There are bad cops and there are good cops - and then there’s Bullitt.
|Aspect Ratio:||1.85:1 (XWide)|
|Certificate:||– Not suitable for under 15s|
|Subtitles:||The level of subtitling in this film is unknown to WSC|
Frank Bullitt (McQueen) is a San Francisco cop hired by Chalmers(Vaughn), a politician with ambition, to guard a Mafia informant. When Bullitt’s friend is shot and the witness is left at death’s door by two hit men who seem to know exactly where the witness was hiding he begins a search for both the killer and the leak. However he must keep the witness alive long enough to make sure the killers return. Chalmers has no interest in the injured policeman or the killers, only in the hearings that will catapult him into the public eye and wants to shut down Bullitt’s investigation.

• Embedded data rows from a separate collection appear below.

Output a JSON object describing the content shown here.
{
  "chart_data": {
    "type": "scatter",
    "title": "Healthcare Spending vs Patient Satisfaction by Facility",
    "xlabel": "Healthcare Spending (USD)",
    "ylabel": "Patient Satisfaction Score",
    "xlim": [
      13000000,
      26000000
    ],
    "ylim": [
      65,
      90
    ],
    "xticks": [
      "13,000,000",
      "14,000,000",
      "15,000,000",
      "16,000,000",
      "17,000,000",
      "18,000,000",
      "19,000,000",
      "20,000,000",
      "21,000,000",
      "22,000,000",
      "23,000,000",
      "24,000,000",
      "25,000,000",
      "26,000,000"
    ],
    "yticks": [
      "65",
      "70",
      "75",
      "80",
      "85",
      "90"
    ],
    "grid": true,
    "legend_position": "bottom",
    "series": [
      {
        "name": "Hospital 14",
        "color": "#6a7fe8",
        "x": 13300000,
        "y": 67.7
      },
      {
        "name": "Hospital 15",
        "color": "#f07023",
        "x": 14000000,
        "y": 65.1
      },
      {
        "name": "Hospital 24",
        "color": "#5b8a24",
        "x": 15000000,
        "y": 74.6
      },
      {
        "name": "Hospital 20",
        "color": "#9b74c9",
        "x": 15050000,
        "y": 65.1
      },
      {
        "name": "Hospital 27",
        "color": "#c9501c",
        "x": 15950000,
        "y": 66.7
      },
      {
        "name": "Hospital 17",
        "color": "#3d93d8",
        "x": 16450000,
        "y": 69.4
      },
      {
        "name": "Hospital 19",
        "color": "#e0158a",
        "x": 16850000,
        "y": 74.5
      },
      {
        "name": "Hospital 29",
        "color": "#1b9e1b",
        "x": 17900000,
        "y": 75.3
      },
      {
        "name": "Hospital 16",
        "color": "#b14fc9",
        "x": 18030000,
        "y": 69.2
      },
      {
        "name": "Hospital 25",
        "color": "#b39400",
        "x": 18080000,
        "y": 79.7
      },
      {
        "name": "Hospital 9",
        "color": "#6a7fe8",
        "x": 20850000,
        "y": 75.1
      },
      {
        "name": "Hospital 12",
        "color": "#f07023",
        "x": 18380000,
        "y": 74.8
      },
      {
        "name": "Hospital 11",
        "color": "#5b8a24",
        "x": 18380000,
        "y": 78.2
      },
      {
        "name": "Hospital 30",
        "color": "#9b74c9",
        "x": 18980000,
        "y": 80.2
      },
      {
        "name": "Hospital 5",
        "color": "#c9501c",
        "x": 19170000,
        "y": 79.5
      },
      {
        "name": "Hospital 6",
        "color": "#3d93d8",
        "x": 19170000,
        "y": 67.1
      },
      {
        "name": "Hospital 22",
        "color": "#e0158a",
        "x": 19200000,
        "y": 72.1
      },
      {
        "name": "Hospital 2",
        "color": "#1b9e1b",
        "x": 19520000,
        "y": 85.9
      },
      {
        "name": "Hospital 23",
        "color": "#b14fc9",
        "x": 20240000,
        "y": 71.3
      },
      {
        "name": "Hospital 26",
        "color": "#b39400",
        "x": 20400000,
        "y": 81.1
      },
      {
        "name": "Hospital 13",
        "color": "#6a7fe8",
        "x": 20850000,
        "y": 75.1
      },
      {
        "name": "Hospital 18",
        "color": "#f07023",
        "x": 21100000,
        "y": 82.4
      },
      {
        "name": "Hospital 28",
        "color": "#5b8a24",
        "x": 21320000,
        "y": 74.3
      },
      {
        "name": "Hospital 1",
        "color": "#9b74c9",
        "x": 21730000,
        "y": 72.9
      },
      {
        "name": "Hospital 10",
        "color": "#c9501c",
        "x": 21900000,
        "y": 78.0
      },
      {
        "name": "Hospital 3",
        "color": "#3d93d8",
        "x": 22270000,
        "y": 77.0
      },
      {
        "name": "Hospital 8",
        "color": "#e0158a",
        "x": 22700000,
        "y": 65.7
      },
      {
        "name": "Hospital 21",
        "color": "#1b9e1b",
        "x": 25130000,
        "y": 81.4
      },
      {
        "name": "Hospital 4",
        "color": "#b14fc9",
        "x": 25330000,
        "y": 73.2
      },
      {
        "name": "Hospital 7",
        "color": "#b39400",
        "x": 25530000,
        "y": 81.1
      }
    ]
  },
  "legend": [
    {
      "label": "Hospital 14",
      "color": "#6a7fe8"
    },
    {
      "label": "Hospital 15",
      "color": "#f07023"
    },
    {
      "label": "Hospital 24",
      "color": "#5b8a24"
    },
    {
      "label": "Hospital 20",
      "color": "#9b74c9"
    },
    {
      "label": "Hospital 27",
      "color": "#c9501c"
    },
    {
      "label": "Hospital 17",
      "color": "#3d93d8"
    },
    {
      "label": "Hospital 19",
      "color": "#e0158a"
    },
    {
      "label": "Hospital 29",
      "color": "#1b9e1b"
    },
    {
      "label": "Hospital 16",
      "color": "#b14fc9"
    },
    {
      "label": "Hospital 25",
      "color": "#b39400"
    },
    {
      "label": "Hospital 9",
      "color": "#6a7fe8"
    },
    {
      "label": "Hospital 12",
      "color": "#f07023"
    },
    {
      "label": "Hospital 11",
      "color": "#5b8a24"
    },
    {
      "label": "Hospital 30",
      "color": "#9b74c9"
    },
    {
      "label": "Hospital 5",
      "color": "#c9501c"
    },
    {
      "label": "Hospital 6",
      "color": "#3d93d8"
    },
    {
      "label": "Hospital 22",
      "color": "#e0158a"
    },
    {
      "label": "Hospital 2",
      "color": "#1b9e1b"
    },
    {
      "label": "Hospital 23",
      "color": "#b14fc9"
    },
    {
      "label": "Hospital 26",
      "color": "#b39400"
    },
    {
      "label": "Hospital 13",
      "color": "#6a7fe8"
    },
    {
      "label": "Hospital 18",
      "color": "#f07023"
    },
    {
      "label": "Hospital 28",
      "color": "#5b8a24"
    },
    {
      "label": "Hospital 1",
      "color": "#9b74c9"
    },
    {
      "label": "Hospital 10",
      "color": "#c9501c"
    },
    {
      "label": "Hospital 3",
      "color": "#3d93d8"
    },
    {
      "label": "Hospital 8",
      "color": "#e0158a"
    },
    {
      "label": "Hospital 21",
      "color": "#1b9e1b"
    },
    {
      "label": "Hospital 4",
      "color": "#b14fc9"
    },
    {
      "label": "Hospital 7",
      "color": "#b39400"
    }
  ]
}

Bullitt is a man whose response to a world filled with death and deception is an invariable, ice-cold, quick-witted and unflagging devotion to duty. Because of this he has shut himself off from other human beings, including his beautiful girlfriend Jacqueline Bisset. He expresses himself first through action, then with a minimum of tersely spoken dialogue.
Dirty Harry, Lethal Weapon and Blade Runner all owe a huge debt to Bullitt, which defined the cop against the system movie. Unlike its imitators the central figure is not a cynical man, he merely does what he feels he must. McQueen brings an earthy reality to what is probably his best role, whilst Lalo Schfirrin (mission impossible) provides an excellent jazzy score.
However what the film is best known for it’s legendary car chase, regarded as the best ever filmed. The director called for speeds of about 75-80 mph, but the cars reached speeds of over 110 mph on the undulating streets of San Francisco. Filming of the chase scene took three weeks, resulting in 9 minutes and 42 seconds of breathtaking footage which every action film since has attempted, and failed, to equal.